Developers, hobbyists and makers looking for an open source multilanguage dataset voices that can be used to train speech enabled applications, may be interested to know that NVIDIA and Mozilla have released the latest Common Voice Dataset surpassing 13,000 hours of crowd-sourced speech data, as well as adding another 16 languages to the corpus. The Common Voice is the world’s largest open data voice dataset and designed to democratize voice technology and is already used by developers, researchers and academics worldwide.
“NVIDIA has released multilingual speech recognition models in NGC for free as part of the partnership mission to democratize voice technology. NeMo is an open-source toolkit for researchers developing state-of-the-art conversational AI models. Researchers can further fine-tune these models on multilingual datasets. See an example in this notebook that fine tunes an English speech recognition model on the MCV Japanese dataset.

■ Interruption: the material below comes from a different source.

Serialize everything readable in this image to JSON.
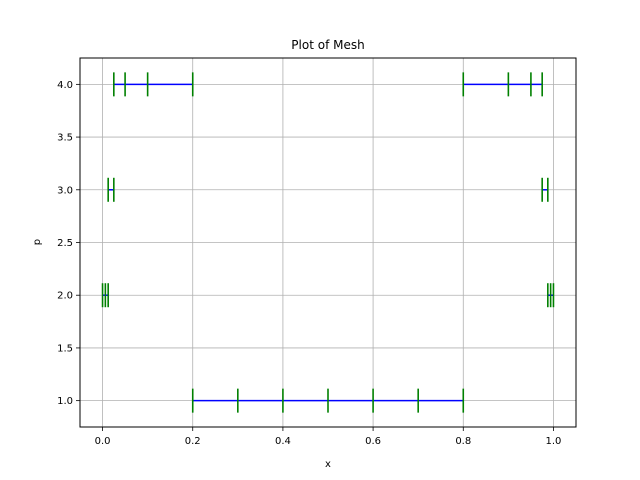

Contributors mobilize their own communities to donate speech data to the MCV public database, which anyone can then use to train voice-enabled technology. As part of NVIDIA’s collaboration with Mozilla Common Voice, the models trained on this and other public datasets are made available for free via an open-source toolkit called NVIDIA NeMo.”
The latest Common Voice Dataset now consists of 13,905 hours, an increase of 4,622 hours from the previous release and introduces 16 new language to the dataset including Basaa, Slovak, Northern Kurdish, Bulgarian, Kazakh, Bashkir, Galician, Uyghur, Armenian, Belarusian, Urdu, Guarani, Serbian, Uzbek, Azerbaijani, Hausa. The top five languages in the Common Voice Dataset by total hours are English (2,630 hours), Kinyarwanda (2,260), German (1,040), Catalan (920), and Esperanto (840).
“Languages that have increased the most by percentage are Thai (almost 20x growth, from 12 hours to 250 hours), Luganda (9x growth, from 8 hours to 80 hours), Esperanto (more than 7x growth, from 100 hours to 840 hours), and Tamil (more than 8x growth, from 24 hours to 220 hours).”